Küçücük bir olayın başarılmasının ardından zafer çığlıkları atıldığını sürekli görürüz. Üstelik çığlıkların ardından bu işin sulandırılıp o sarhoşluk içerisinde yalan yanlış işler yapıldığını, özünden dönen eski halini aratan, tanınmayacak bir kılığa bürünüldüğüne birçok kez şahit olmuşuzdur. Dünya geneline bakıldığı zaman özellikle üçüncü dünya ülkelerinde seçim kazanan politikacıların halka rağmen işler yapmaya başladığını ve bir müddet sonra diktatörce ülke yöneterek, halktan uzaklaştıklarının farkına vardıklarında halkın çoktan içten içe hazırlanıp iktidarı alaşağı etme konusunda karar verdiğini dahi öğrenemeden şakşakçıların alkışları arasında hazin sona ulaştıklarını biliyoruz. Mustafa Kemal ve arkadaşları dünyada eşi benzeri çok az görülen muhteşem bir zaferi kazandıktan sonra hiçbir zaman halktan kopmadan, elde ettikleri gücü kötüye kullanmadan tüm ulusa hizmet vermeye devam etmişler yaşadıkları müddetçe ve sonrasında her zaman için dürüstlükleri ile anılmışlardır.

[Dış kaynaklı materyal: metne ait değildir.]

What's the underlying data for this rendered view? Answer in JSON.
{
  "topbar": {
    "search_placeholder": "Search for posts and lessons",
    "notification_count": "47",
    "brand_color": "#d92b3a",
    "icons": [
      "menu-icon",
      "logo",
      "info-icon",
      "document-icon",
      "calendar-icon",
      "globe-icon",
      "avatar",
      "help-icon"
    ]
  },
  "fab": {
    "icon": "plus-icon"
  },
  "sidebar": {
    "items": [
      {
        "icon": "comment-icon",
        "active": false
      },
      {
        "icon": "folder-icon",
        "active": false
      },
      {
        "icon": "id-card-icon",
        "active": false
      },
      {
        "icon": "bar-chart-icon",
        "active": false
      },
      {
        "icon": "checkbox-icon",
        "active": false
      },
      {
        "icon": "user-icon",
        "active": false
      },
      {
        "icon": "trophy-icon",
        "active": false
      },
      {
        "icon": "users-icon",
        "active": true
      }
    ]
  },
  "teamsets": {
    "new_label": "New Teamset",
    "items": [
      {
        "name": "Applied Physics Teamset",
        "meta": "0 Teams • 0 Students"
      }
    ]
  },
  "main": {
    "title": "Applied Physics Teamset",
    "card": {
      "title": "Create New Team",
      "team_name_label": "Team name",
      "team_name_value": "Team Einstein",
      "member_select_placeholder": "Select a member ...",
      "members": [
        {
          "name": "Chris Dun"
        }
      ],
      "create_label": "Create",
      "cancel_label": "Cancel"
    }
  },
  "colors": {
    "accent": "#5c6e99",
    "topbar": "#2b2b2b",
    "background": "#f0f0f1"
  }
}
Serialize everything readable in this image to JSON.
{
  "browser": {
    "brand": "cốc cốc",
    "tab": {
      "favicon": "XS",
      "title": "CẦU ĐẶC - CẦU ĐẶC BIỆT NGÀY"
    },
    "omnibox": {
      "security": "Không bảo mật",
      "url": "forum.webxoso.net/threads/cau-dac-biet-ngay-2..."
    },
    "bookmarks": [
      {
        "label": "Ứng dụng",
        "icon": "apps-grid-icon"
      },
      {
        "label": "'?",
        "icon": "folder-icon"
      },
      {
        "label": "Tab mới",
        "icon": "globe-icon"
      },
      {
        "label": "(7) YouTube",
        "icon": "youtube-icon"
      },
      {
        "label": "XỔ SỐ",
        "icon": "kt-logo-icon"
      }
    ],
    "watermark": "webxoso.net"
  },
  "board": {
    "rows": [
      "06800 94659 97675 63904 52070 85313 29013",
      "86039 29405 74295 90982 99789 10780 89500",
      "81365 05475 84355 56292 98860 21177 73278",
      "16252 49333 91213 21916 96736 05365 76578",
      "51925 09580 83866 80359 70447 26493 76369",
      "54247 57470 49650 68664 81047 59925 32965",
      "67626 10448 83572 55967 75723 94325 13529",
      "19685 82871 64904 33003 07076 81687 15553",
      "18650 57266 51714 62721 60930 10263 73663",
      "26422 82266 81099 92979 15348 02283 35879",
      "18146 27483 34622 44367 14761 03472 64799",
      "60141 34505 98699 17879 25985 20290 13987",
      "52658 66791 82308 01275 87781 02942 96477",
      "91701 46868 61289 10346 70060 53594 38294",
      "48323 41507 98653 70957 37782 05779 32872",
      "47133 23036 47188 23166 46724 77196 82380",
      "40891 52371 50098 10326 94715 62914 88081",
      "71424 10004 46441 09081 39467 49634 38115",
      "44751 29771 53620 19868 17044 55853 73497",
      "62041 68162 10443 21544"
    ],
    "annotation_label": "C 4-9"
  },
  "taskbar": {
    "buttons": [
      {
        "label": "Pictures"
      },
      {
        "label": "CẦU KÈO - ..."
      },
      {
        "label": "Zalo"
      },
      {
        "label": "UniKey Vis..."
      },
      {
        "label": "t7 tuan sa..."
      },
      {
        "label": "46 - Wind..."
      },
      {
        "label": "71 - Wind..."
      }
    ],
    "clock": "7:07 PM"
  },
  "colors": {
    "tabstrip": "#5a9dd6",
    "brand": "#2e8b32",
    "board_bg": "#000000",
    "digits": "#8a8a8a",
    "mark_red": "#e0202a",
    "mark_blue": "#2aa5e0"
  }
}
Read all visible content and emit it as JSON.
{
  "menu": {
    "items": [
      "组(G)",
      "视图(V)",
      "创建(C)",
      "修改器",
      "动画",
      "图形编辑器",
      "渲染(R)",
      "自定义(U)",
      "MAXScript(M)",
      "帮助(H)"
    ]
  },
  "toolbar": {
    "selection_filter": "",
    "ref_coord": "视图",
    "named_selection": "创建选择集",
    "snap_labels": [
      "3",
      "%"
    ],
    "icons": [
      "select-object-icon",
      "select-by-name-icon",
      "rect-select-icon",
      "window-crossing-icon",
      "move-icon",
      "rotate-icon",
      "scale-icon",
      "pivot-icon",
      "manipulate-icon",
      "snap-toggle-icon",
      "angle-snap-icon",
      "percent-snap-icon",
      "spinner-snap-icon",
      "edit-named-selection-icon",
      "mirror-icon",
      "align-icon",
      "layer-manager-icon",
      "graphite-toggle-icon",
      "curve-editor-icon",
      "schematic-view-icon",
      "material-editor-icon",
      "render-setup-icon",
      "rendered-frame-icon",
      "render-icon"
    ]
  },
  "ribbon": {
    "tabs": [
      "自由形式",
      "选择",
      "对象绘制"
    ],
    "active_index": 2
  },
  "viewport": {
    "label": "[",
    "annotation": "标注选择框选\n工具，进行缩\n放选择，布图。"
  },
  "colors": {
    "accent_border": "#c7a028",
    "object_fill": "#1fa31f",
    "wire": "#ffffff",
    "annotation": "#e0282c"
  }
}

Hiç bir kimsenin ahlaksızlık, kayırmacılık, hırsızlık gibi olaylarla suçlayamadığı ve yaptıkları ile övünme yerine her gün bir başka güzelliği halka mal etme yolunda uğraş veren bir çizgiden ayrılmamış olmaları, ne kazandıkları zaferler ne de içtikleri rakının onları sarhoş edememiş olmasındandı. Onca savaş kazanmışken bir anda askeri üniformayı çıkararak ‘yurtta sulh cihanda sulh’ anlayışını benimsemiş olması Atatürk ve arkadaşlarını bir diktatör bir insan katili veya kötülük sembolü olarak tanıtma fırsatını kimselere vermemiştir.
Sadece askeri üniformayı çıkarmış veya giymemiş olmak da kişileri diktatör olmaktan kurtarmıyor.
Bugün için Amerikan Başkanları ve başka ülkelerin başbakanları kendilerinden nefretle söz edilen kişiler olmayı sürdürmeleri bunun en açık örneğidir.
Türkiye Cumhuriyeti birbiriyle kaynaşmış insanların yaşadığı bir ülke ve tüm dünya ülkeleri ile de dostça ilişkiler içerisinde olmayı benimseyen bir çizgiden ayrılmadan hareket etmeli savaşın sadece kendini koruma anlamında yapıldığı zaman haklı tarafının olduğu ondan başka hiçbir nedenin insanların ölümüne yol açacak bir ortamın yaratılmasını haklılık durumu yaratmayacağını unutmadan hareket edilmesi gerektiğini unutmamalıdır.
Bunu hatırlatmak ve benliklere iyice işlemek de bizlerin görevidir.